Economic Drivers


Population Growth and Urbanization’s effect on farmland

There are two important attributes that set Farmland apart from other investments. The first is inelastic demand. People need food to survive its just a matter of where do they get that food from. The second are the various political and environmental factors that continue to eat away at an already-finite supply of global farmland.


It’s not just the growing global population (8 billion people by 2025 according to the World Bank) that will drive increases in food demand, but also the socio-economic changes that are already altering consumption habits all over the world. As the middle class of countries like China and India continues to swell, their diet shifts from being primarily vegetarian to including a lot more meat, which is more grain-intensive and thus places a greater demand on food producers. These fundamentals have piqued the interest of many investors around the world.


BBC World Debate - Food - Who Pays the Price



The Food and Agricultural Organization of the United Nations (FAO) has issued a sobering forecast on world food production. If as forecast the global population reaches 9.1 billion by 2050, the FAO says that world food production will need to rise by 70%, and food production in the developing world will need to double. This estimate does not however take into consideration the growing agricultural production for biofuels. Other obstacles faced are increased energy prices, water shortages, loss of farmland to urbanization, increased drought and flooding due to climate change.

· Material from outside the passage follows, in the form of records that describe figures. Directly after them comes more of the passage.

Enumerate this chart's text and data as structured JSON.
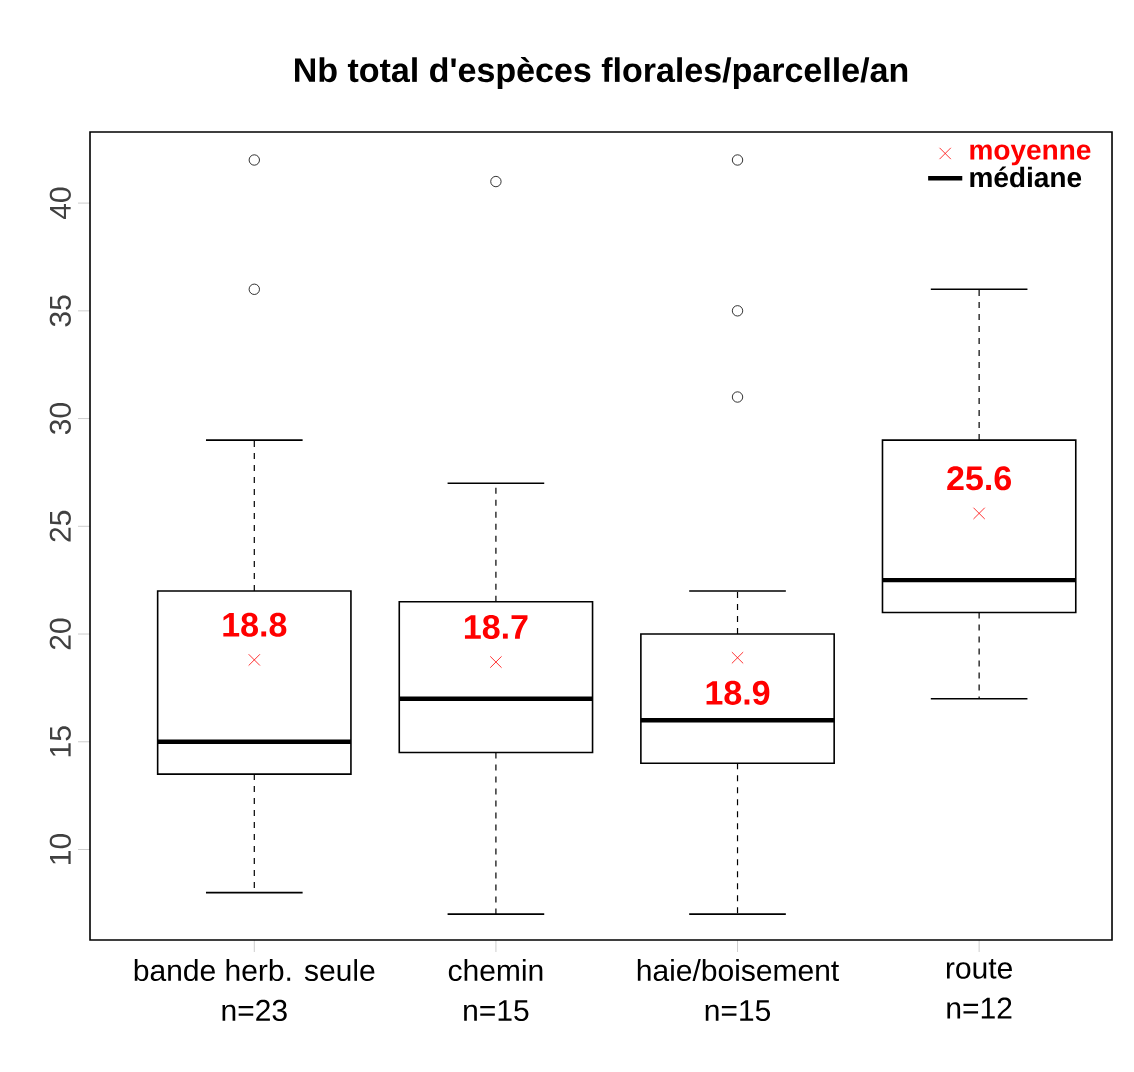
{
  "chart_data": {
    "type": "box",
    "title": "Nb total d'espèces florales/parcelle/an",
    "categories": [
      "bande herb. seule",
      "chemin",
      "haie/boisement",
      "route"
    ],
    "annotations": [
      "n=23",
      "n=15",
      "n=15",
      "n=12"
    ],
    "ylim": [
      5.8,
      43.3
    ],
    "yticks": [
      10,
      15,
      20,
      25,
      30,
      35,
      40
    ],
    "grid": false,
    "legend": "top right",
    "series": [
      {
        "name": "moyenne",
        "type": "scatter",
        "color": "#ff0000",
        "marker": "cross",
        "values": [
          18.8,
          18.7,
          18.9,
          25.6
        ],
        "value_labels": [
          "18.8",
          "18.7",
          "18.9",
          "25.6"
        ]
      },
      {
        "name": "médiane",
        "color": "#000000",
        "boxes": [
          {
            "low": 8,
            "q1": 13.5,
            "median": 15,
            "q3": 22,
            "high": 29,
            "outliers": [
              36,
              42
            ]
          },
          {
            "low": 7,
            "q1": 14.5,
            "median": 17,
            "q3": 21.5,
            "high": 27,
            "outliers": [
              41
            ]
          },
          {
            "low": 7,
            "q1": 14,
            "median": 16,
            "q3": 20,
            "high": 22,
            "outliers": [
              31,
              35,
              42
            ]
          },
          {
            "low": 17,
            "q1": 21,
            "median": 22.5,
            "q3": 29,
            "high": 36
          }
        ]
      }
    ]
  }
}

The FAO also reported that after a decade of steadily rising hunger, the number of people in the world who are chronically hungry crossed the one billion mark in 2009. The FAO estimated the number of people suffering from chronic hunger at 642 million in Asia and the Pacific, 265 million in sub-Saharan Africa, 53 million in Latin America and the Caribbean, and 42 million in the Near East and North Africa.


Q&A with FAO economist on SOFA report



According to the Food and Agriculture Organization, we consumed more grain than we produced in the 2010/11 marketing season. Food is expected to cost significantly more over the next decade than the previous one. And as global population continues to expand but land and water resources do not, the strain on food markets will increase. One of the big issues facing countries is to ensure we not only have enough food to feed populations but that the price is at levels where the poor can afford proper diets. The FAO says that investment in agriculture in the developing world has to increase about 50% from current levels if we’re going to meet the needs of an expanding population.